Salinger es también uno de los más claros ejemplos de aquella verdad literaria que dice que los grandes escritores suelen ser tipos conservadores y algo despreciables. Según dejaron trascender los testimonios de sus mujeres e hijos, puertas adentro era una especie de tirano, y no cuesta imaginarlo como uno de esos abuelos hoscos e insufribles a los que hay que tolerar una o dos veces por año en las reuniones familiares. Además, estaba tan obsesionado con el cuidado de su exigua obra publicada que era capaz de prohibir muy buenas traducciones (como la que en su momento realizó la editorial Sudamericana) o de obligar a volver al título El guardián entre el centeno (en lugar del mucho más fiel y bello El cazador oculto) porque alguien se había tomado el atrevimiento de diseñar una tapa sin consulta, o agregar sus datos biográficos (Salinger los evitaba, al igual que a las fotografías, en las ediciones de sus libros) en una solapa. Pero, al mismo tiempo: ¿cómo no querer a un tipo que demuestra (en sus novelas y en cada uno de los Nueve cuentos) una sensibilidad fuera de lo común y que gustaba de aporrear y demandar a curiosos, paparazzi y periodistas indiscretos? ¿Cómo no admirarlo, a él que hizo del retiro de la vida pública una norma de vida, y que demostró que para ser un gran escritor lo importante es escribir, y que publicar es algo accesorio, de ninguna manera necesario?
Con sus cuentos sucede lo que con muy pocos: pasan con facilidad la prueba de la relectura.
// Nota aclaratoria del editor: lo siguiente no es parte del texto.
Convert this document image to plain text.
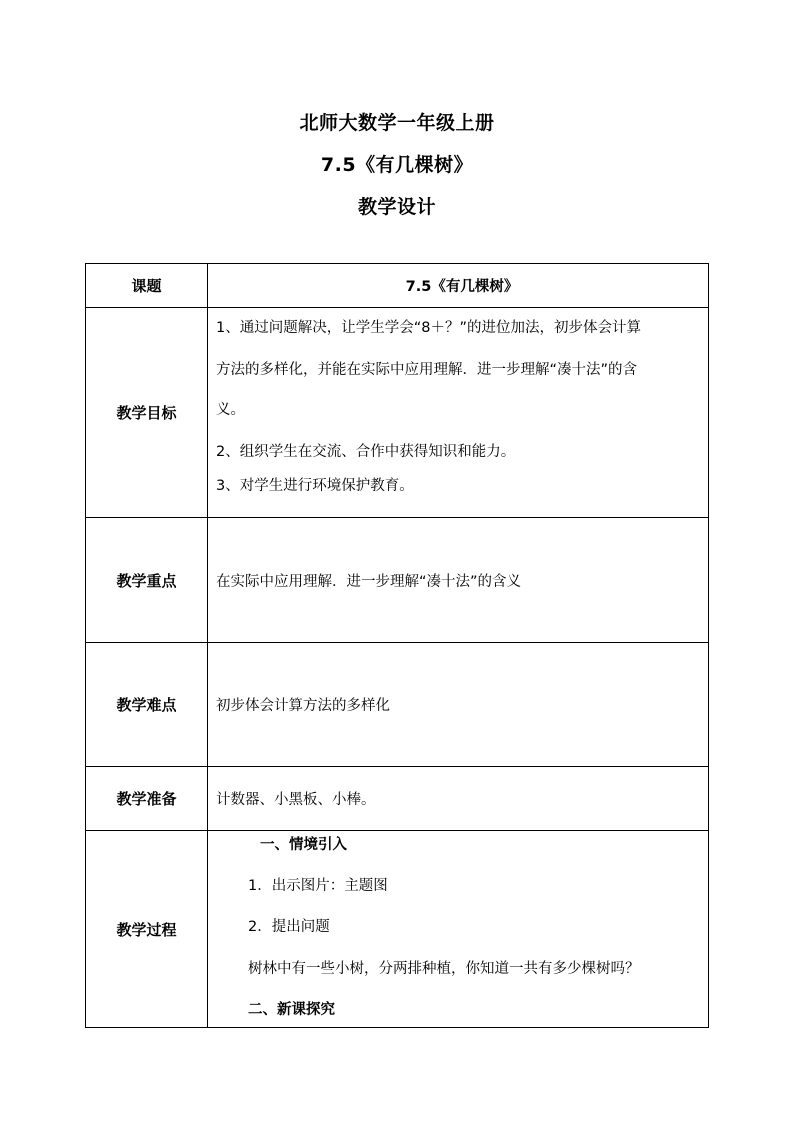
北师大数学一年级上册
7.5《有几棵树》
教学设计
课题	7.5《有几棵树》
教学目标	1、通过问题解决，让学生学会“8＋？”的进位加法，初步体会计算
方法的多样化，并能在实际中应用理解．进一步理解“凑十法”的含
义。
2、组织学生在交流、合作中获得知识和能力。
3、对学生进行环境保护教育。

教学重点	在实际中应用理解．进一步理解“凑十法”的含义
教学难点	初步体会计算方法的多样化
教学准备	计数器、小黑板、小棒。
教学过程	一、情境引入
1．出示图片：主题图
2．提出问题
树林中有一些小树，分两排种植，你知道一共有多少棵树吗？
二、新课探究
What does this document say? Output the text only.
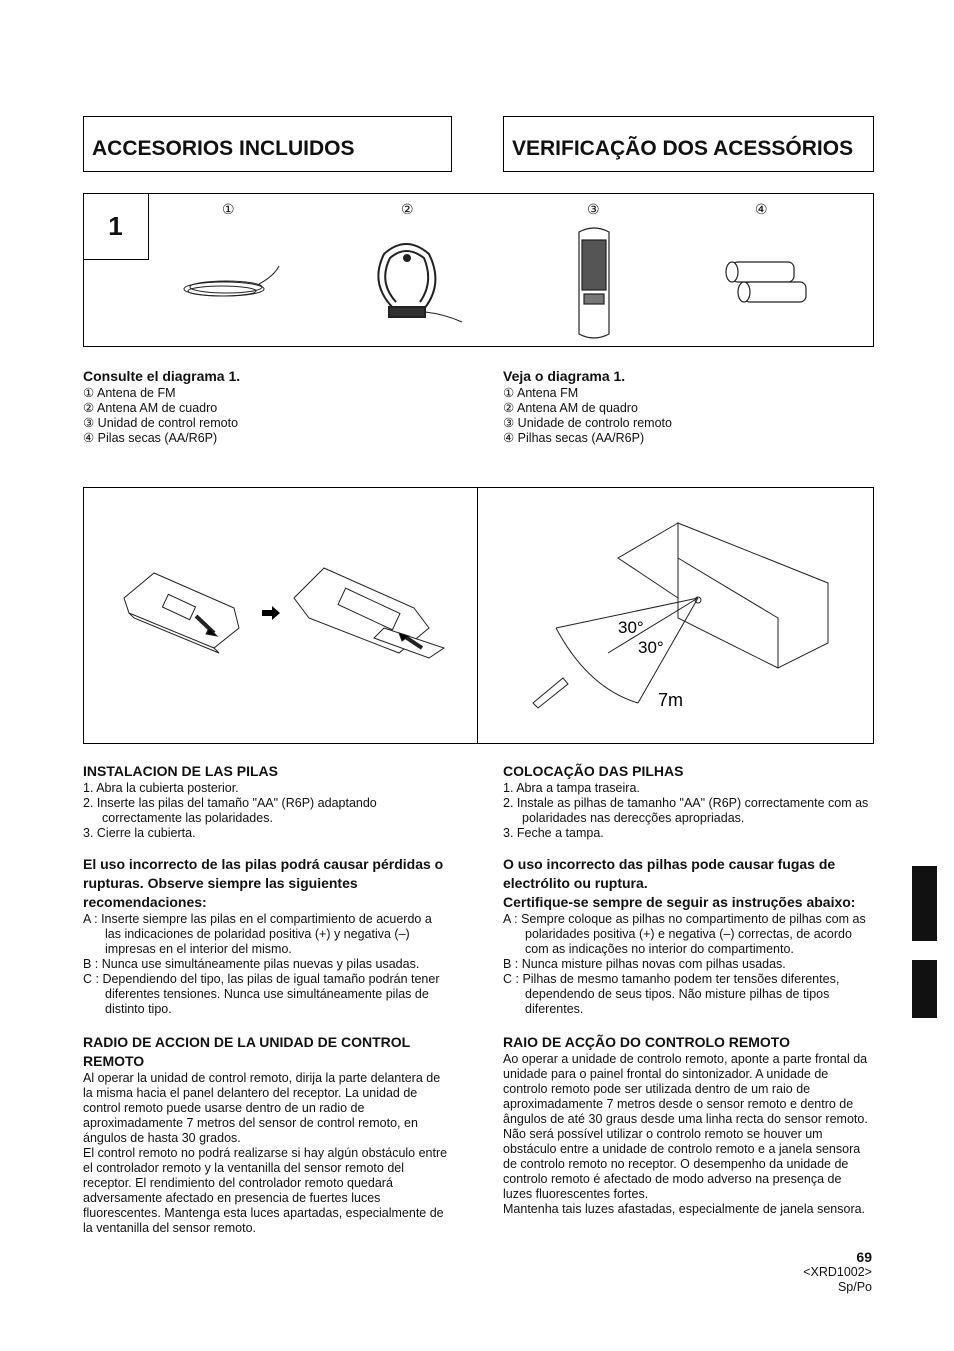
ACCESORIOS INCLUIDOS	VERIFICAÇÃO DOS ACESSÓRIOS
1
①	②	③	④
Consulte el diagrama 1.
① Antena de FM
② Antena AM de cuadro
③ Unidad de control remoto
④ Pilas secas (AA/R6P)
Veja o diagrama 1.
① Antena FM
② Antena AM de quadro
③ Unidade de controlo remoto
④ Pilhas secas (AA/R6P)
30°
30°
7m
INSTALACION DE LAS PILAS
1. Abra la cubierta posterior.
2. Inserte las pilas del tamaño "AA" (R6P) adaptando correctamente las polaridades.
3. Cierre la cubierta.
El uso incorrecto de las pilas podrá causar pérdidas o rupturas. Observe siempre las siguientes recomendaciones:
A : Inserte siempre las pilas en el compartimiento de acuerdo a las indicaciones de polaridad positiva (+) y negativa (–) impresas en el interior del mismo.
B : Nunca use simultáneamente pilas nuevas y pilas usadas.
C : Dependiendo del tipo, las pilas de igual tamaño podrán tener diferentes tensiones. Nunca use simultáneamente pilas de distinto tipo.
RADIO DE ACCION DE LA UNIDAD DE CONTROL REMOTO

Al operar la unidad de control remoto, dirija la parte delantera de la misma hacia el panel delantero del receptor. La unidad de control remoto puede usarse dentro de un radio de aproximadamente 7 metros del sensor de control remoto, en ángulos de hasta 30 grados.

El control remoto no podrá realizarse si hay algún obstáculo entre el controlador remoto y la ventanilla del sensor remoto del receptor. El rendimiento del controlador remoto quedará adversamente afectado en presencia de fuertes luces fluorescentes. Mantenga esta luces apartadas, especialmente de la ventanilla del sensor remoto.

COLOCAÇÃO DAS PILHAS
1. Abra a tampa traseira.
2. Instale as pilhas de tamanho "AA" (R6P) correctamente com as polaridades nas derecções apropriadas.
3. Feche a tampa.
O uso incorrecto das pilhas pode causar fugas de electrólito ou ruptura.
Certifique-se sempre de seguir as instruções abaixo:
A : Sempre coloque as pilhas no compartimento de pilhas com as polaridades positiva (+) e negativa (–) correctas, de acordo com as indicações no interior do compartimento.
B : Nunca misture pilhas novas com pilhas usadas.
C : Pilhas de mesmo tamanho podem ter tensões diferentes, dependendo de seus tipos. Não misture pilhas de tipos diferentes.
RAIO DE ACÇÃO DO CONTROLO REMOTO

Ao operar a unidade de controlo remoto, aponte a parte frontal da unidade para o painel frontal do sintonizador. A unidade de controlo remoto pode ser utilizada dentro de um raio de aproximadamente 7 metros desde o sensor remoto e dentro de ângulos de até 30 graus desde uma linha recta do sensor remoto. Não será possível utilizar o controlo remoto se houver um obstáculo entre a unidade de controlo remoto e a janela sensora de controlo remoto no receptor. O desempenho da unidade de controlo remoto é afectado de modo adverso na presença de luzes fluorescentes fortes.

Mantenha tais luzes afastadas, especialmente de janela sensora.

69
<XRD1002>
Sp/Po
Se puede volver a ellos una y otra vez, jamás sentir vergüenza del lector que uno fue y descubrir cosas nuevas. Como, por ejemplo, en Para Esmé, con amor y sordidez. Allí está su opinión sobre el mundo editorial (“Empecé a explicarle que en los Estados Unidos todos los editores eran una banda de...”) y una lección de literatura breve y contundente, en boca de una niña y dirigida a un escritor: “¡No tiene por qué ser prolífico! ¡Basta con que no sea estúpido e infantil!”. Sin él, el mundo será un lugar un poco más banal.